School Turnaround: It Is Being Done

November 10th, 2010

Category: News

While at the Education Trust’s National Conference in Washington, D.C. last week, I had the opportunity to listen to numerous speakers from around the country engaged in positive reform efforts.  One presentation that struck a chord with me highlighted the incredible work going on in Charlotte-Mecklenburg Schools to turnaround their persistently low-performing campuses.

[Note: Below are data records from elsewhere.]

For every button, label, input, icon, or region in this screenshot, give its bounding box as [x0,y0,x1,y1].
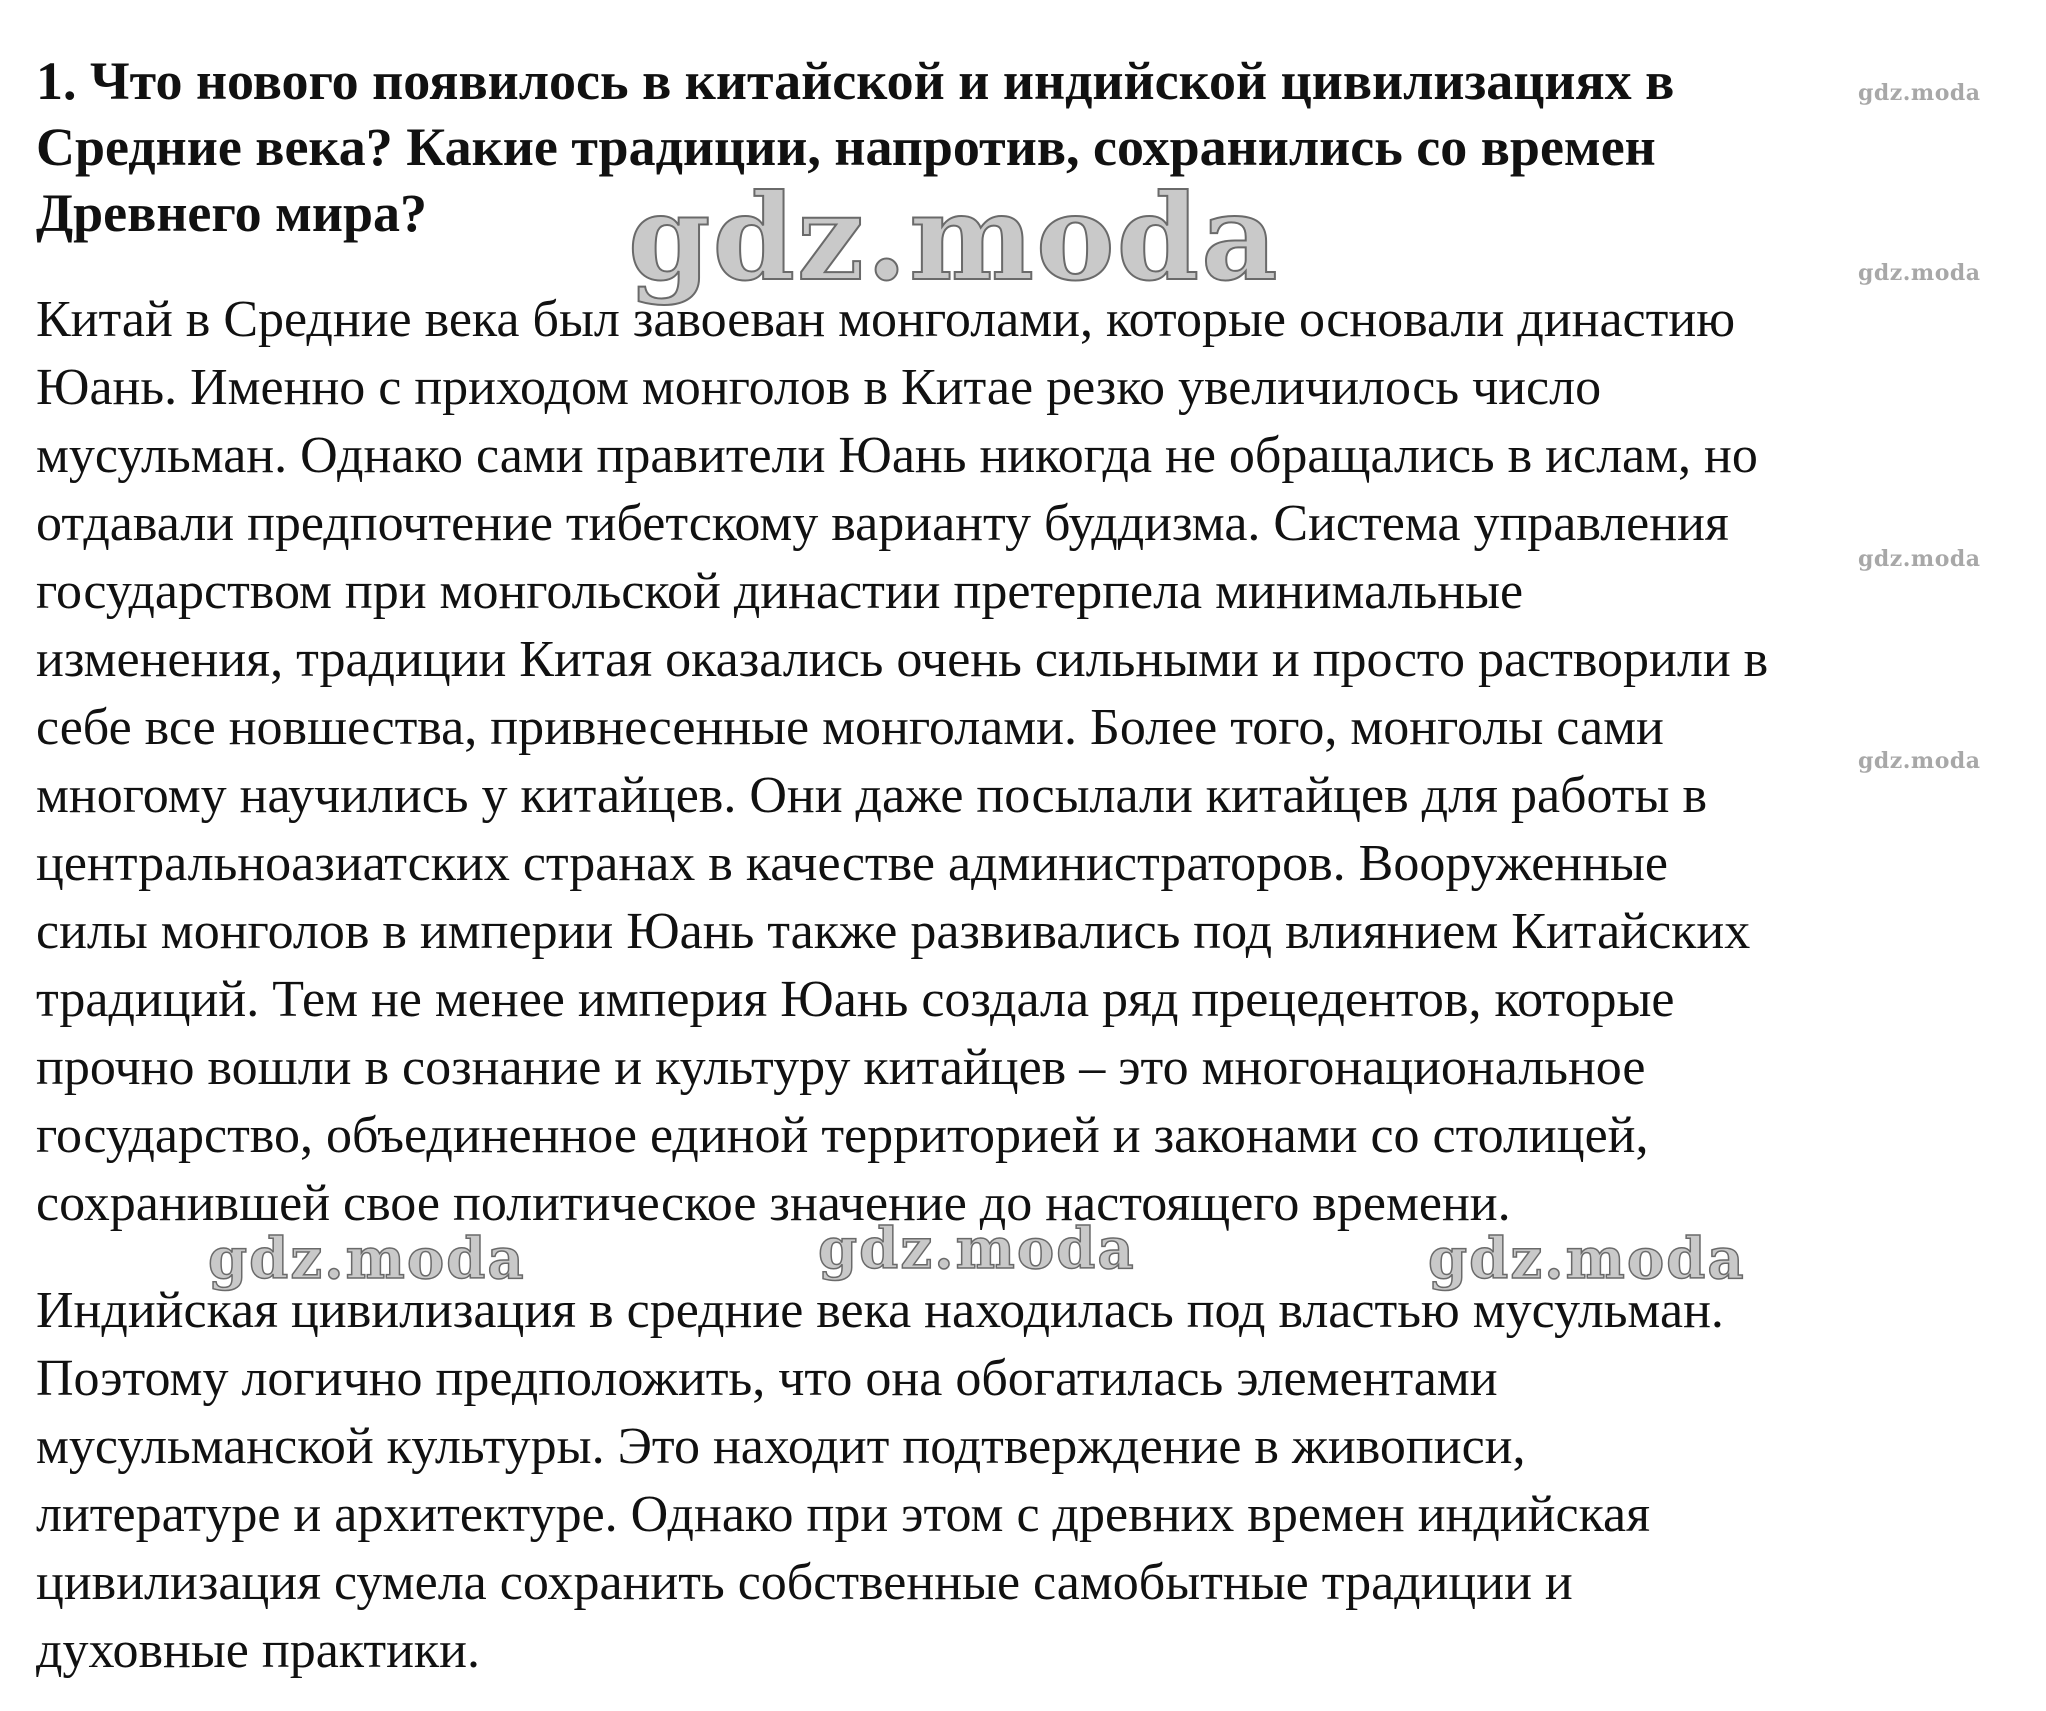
watermark-small: gdz.moda [1858,748,1981,774]
text-line: мусульманской культуры. Это находит подтверждение в живописи, [36,1418,1526,1475]
text-line: Юань. Именно с приходом монголов в Китае резко увеличилось число [36,359,1602,416]
text-line: сохранившей свое политическое значение до настоящего времени. [36,1175,1511,1232]
text-line: силы монголов в империи Юань также развивались под влиянием Китайских [36,903,1751,960]
question-line: Средние века? Какие традиции, напротив, сохранились со времен [36,117,1656,177]
text-line: Китай в Средние века был завоеван монголами, которые основали династию [36,291,1736,348]
watermark-small: gdz.moda [1858,260,1981,286]
watermark-small: gdz.moda [1858,546,1981,572]
question-line: Древнего мира? [36,183,427,243]
text-line: литературе и архитектуре. Однако при этом с древних времен индийская [36,1486,1651,1543]
answer-paragraph-china [36,286,2026,1238]
text-line: отдавали предпочтение тибетскому варианту буддизма. Система управления [36,495,1729,552]
text-line: духовные практики. [36,1622,481,1679]
text-line: мусульман. Однако сами правители Юань никогда не обращались в ислам, но [36,427,1758,484]
watermark-medium: gdz.moda [1428,1226,1746,1292]
text-line: многому научились у китайцев. Они даже посылали китайцев для работы в [36,767,1708,824]
text-line: Поэтому логично предположить, что она обогатилась элементами [36,1350,1498,1407]
watermark-medium: gdz.moda [208,1226,526,1292]
text-line: государство, объединенное единой территорией и законами со столицей, [36,1107,1649,1164]
text-line: прочно вошли в сознание и культуру китайцев – это многонациональное [36,1039,1646,1096]
question-line: 1. Что нового появилось в китайской и индийской цивилизациях в [36,51,1675,111]
answer-paragraph-india [36,1277,2026,1685]
text-line: изменения, традиции Китая оказались очень сильными и просто растворили в [36,631,1769,688]
watermark-medium: gdz.moda [818,1216,1136,1282]
watermark-small: gdz.moda [1858,80,1981,106]
text-line: себе все новшества, привнесенные монголами. Более того, монголы сами [36,699,1664,756]
watermark-large: gdz.moda [628,168,1280,307]
text-line: традиций. Тем не менее империя Юань создала ряд прецедентов, которые [36,971,1675,1028]
text-line: цивилизация сумела сохранить собственные самобытные традиции и [36,1554,1573,1611]
text-line: Индийская цивилизация в средние века находилась под властью мусульман. [36,1282,1724,1339]
text-line: государством при монгольской династии претерпела минимальные [36,563,1524,620]
text-line: центральноазиатских странах в качестве администраторов. Вооруженные [36,835,1668,892]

Ann Clark, CMS’s Chief Academic Officer, outlined their strategy to turnaround their persistently low-performing campuses through their Strategic Staffing Initiative. This initiative was developed based on the recognition that strong campus leadership and highly-effective teaching are the two primary levers for increasing student learning.  Once a campus is chosen (based on low student achievement) to participate in the SSI, CMS hires a principal and places them at the school in March preceding their initial year as principal.  Throughout the spring, the principal assesses the needs of the campus and is given the autonomy to design and implement a plan that addresses these shortcomings  In addition, the principal, based on effectiveness data, can hire five staff members of his/her choosing to help lead improved instructional efforts.  As expected, this coherent, systemic approach to school turnaround is producing tremendous results and garnering national attention.  Of the seven schools chosen in cohort 1:

  • All seven experienced 1-14 point increases in percent proficiency in reading (without retests, which actually increase the results) during their first year;
  • Six schools had 5-23 point increases in percent proficiency in math (without retests) during their first year; and
  • One school dropped in percent proficient in math from the previous year. 

While in the session, I kept coming back to our Partnership Zone schools, which have been given enormous funds to engage in similar efforts.  As Charlotte-Mecklenburg demonstrates, it’s not about adding another program here or a professional development opportunity there; it’s about putting human capital (teachers and leaders) at the center of reforms to increase student learning and building district and school-level systems around that concept.  That, in turn, means putting teacher effectiveness at the heart of district practices (teacher hiring, support, compensation, evaluation, promotion, etc.) and doing everything within the district’s capacity to ensure access to this invaluable resource is spread equally.      

Make no mistake, implementing this type of reform requires difficult changes to the policies and practices that have governed our schools for too long.  However, as Charlotte-Mecklenburg demonstrates, turning around our low-performing campuses is possible, but only if we commit the necessary energy and resources to the endeavor and hold ourselves accountable for results. 

This post is part one of a two part series reflecting on takeaways from this year’s Education Trust’s National Conference.